A convergent metabolic-kinase signaling axis links Parkinson’s disease and multiple system atrophy

Parkinson’s disease (PD) and multiple system atrophy (MSA) are alpha-synucleinopathies with overlapping clinical phenotypes but distinct cellular pathological hallmarks. Whether these disorders share upstream molecular changes beyond alpha-synuclein aggregation remains unresolved.
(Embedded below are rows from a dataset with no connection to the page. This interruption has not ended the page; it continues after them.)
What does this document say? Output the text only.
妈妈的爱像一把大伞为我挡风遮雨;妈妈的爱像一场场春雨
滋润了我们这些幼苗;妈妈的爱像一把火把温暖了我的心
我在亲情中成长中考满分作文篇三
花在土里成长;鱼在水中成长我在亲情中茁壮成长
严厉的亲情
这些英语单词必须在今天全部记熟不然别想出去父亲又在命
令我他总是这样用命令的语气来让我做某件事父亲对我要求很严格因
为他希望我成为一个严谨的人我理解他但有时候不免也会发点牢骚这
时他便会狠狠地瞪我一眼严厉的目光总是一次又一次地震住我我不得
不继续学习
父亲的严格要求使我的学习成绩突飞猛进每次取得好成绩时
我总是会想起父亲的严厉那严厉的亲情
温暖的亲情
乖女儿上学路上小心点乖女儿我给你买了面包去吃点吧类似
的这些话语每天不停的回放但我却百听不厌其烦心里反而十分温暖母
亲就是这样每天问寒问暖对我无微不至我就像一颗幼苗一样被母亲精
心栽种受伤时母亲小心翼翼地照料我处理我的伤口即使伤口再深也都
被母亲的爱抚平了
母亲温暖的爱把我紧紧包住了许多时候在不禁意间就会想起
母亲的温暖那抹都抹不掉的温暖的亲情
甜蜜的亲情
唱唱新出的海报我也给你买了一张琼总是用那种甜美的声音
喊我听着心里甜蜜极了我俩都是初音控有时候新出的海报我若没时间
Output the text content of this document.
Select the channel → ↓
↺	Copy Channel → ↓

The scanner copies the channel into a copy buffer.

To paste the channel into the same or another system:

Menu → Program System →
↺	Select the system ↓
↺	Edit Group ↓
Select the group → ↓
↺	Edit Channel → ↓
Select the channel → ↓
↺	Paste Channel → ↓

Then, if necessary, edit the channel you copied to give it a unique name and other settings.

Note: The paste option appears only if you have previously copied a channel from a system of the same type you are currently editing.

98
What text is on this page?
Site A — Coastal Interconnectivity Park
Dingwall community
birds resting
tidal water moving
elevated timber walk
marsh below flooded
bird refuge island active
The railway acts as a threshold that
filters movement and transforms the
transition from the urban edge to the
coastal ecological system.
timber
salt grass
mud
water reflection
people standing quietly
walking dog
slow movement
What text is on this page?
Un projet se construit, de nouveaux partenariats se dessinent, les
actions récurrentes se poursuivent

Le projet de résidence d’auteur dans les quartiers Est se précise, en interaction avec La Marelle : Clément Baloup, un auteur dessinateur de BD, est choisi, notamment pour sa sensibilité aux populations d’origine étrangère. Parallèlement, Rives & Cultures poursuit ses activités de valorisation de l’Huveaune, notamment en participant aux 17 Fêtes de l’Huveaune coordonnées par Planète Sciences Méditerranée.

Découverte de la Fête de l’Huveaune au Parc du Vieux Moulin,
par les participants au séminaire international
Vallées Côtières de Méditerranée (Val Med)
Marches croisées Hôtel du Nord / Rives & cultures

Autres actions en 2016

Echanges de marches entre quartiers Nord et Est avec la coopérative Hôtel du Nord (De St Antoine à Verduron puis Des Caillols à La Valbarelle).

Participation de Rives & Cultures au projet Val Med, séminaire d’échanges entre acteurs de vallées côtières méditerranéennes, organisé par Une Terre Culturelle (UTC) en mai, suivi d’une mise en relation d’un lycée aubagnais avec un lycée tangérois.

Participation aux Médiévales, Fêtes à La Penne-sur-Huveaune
Here, we generated induced pluripotent stem cell (iPSC)-derived midbrain spheroids containing dopaminergic neurons from individuals with monogenic PD, idiopathic PD, MSA, and controls, and applied integrated proteomics, metabolomics, and phosphoproteomics to define disease-associated biochemical programs and their regulatory architecture. Despite their distinct etiologies, PD and MSA spheroids displayed highly concordant molecular remodeling, with cellular metabolism emerging as the dominant shared disturbance. Network analyses identified coordinated changes in central carbon metabolism, oxidative phosphorylation, branched-chain amino acid catabolism, pantothenate/CoA metabolism, and lipid remodeling, coupled to phosphorylation-driven rewiring of MAPK, mTOR, AMPK, PKA/PKC, and second-messenger kinase programs. Importantly, these metabolic and signaling axes were also prominent in postmortem substantia nigra from PD and MSA donors, supporting conservation between patient-derived models and postmortem brain tissue. Together, these data identify metabolic dysregulation as a unifying molecular feature across PD and MSA and suggesting phosphorylation-linked metabolic control nodes as candidate entry points for therapeutic intervention.